Apple, Amazon, Alphabet, NVIDIA, Meta, Microsoft and Tesla together are up around 75 percent since the beginning of the year. Americans holding them in their 401(k) savings accounts will have gotten a big boost as a result.
The 493 other companies in the S&P 500 – an index of America’s largest 500 companies – were up around 12 percent.
Overall, the S&P 500 was up almost 23 percent through December 18 – driven by those seven powerful technology companies. Many 401(k) accounts have at least some of the money invested in the benchmark index, and will have benefited from the rally over the year.
The spectacular growth of Magnificent Seven companies is widely attributed to the artificial intelligence craze this year and more recently the increased expectation that the Federal Reserve will begin reducing benchmark interest rates next year.
Nvdia, which manufactures computer chips, has enjoyed returns of nearly 250 percent this year and is the top performer in the S&P 500
As its market share has grown, the Magnificent Seven has come to represent a gigantic 33 percent of the S&P 500 index.

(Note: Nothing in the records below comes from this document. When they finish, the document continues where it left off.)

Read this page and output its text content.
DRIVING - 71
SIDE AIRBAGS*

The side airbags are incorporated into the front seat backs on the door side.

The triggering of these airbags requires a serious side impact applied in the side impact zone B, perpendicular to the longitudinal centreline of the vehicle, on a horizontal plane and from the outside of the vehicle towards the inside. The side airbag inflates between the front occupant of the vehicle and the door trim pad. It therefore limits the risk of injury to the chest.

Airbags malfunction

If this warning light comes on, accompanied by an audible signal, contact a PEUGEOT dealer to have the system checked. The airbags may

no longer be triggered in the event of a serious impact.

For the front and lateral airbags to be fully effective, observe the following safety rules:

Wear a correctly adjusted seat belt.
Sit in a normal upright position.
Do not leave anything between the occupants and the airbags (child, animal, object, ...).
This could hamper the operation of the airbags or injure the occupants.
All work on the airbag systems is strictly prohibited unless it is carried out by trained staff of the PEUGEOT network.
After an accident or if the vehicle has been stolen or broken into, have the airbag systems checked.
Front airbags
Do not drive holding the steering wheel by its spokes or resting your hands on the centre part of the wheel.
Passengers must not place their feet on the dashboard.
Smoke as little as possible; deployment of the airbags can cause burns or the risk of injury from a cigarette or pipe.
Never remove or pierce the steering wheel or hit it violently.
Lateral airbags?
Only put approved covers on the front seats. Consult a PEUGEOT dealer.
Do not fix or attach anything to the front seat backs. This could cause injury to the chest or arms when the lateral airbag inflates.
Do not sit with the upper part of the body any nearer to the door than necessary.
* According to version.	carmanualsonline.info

The 493 other, non-Magnificent Seven, companies in the S&P 500 were only up around 12 percent
Technology stocks took a hit last year as the Federal Reserve started hiking interest rates, but this year started to rebounded fast.
That was onset in part by the release of OpenAI’s Chat GPT, which alerted both investors and the masses as to the power of AI and the ways in which it is likely to shape the future.
Nvdia, which manufactures computer chips, has enjoyed returns of nearly 250 percent this year and is the top performer in the S&P 500.
Investors remain confident that Nvidia will continue to be the dominant and leading supplier of computer chips for AI.
And Apple made up more than 8 percent of the S&P 500 as of December 18. In June it became the first $3 trillion company.
Concern is mounting that the index is weighing too heavily towards this small number of tech stocks.
As its market share has grown, the Magnificent Seven has come to represent a gigantic 33 percent of the S&P 500 index.
‘It’s a mind-blowing number to me when I think about an index that’s supposed to represent such a broad group of companies,’ Ann Miletti of Allspring Global Investments told the Wall Street Journal.
The term Magnificent Seven was coined by Bank of America analyst Michael Hartnett who used it earlier this year in a research note.
He told NPR that a predecessor to the Magnificent Seven is the Four Horseman, a term used by Wall Street in the 90s to describe Cisco, Dell, Intel and Microsoft, whose growth at the time was fueled by the rise of the internet.
‘You know how that turned out,’ he told NPR, referring to the bursting of the dot-com bubble.
Matt Orton, market strategist at Raymond James Investment Management, told the Journal that he expects the Magnificent Seven’s era of dominance may not last into the new year.
A trader is seen working on the floor at the New York Stock Exchange on November 16
‘We have moved to a little bit of a more normalized market environment where some of the stuff that hasn’t worked for a long time finally starts to work again,’ said Orton.
That could include other sectors like industrials, materials and transportation.
Other analysts predict the election will play an important role in markets next year. Saira Malik, chief investment officer at Nuveen, told Barron’s that stocks could drop but ultimately end next year on a high.
‘Historically, in presidential election years, [the S&P 500] has finished up three-quarters of the time – by an average of 7.5 percent,’ she said. ‘Typically, you get some volatility around the election and then a relief rally through the end of the year.’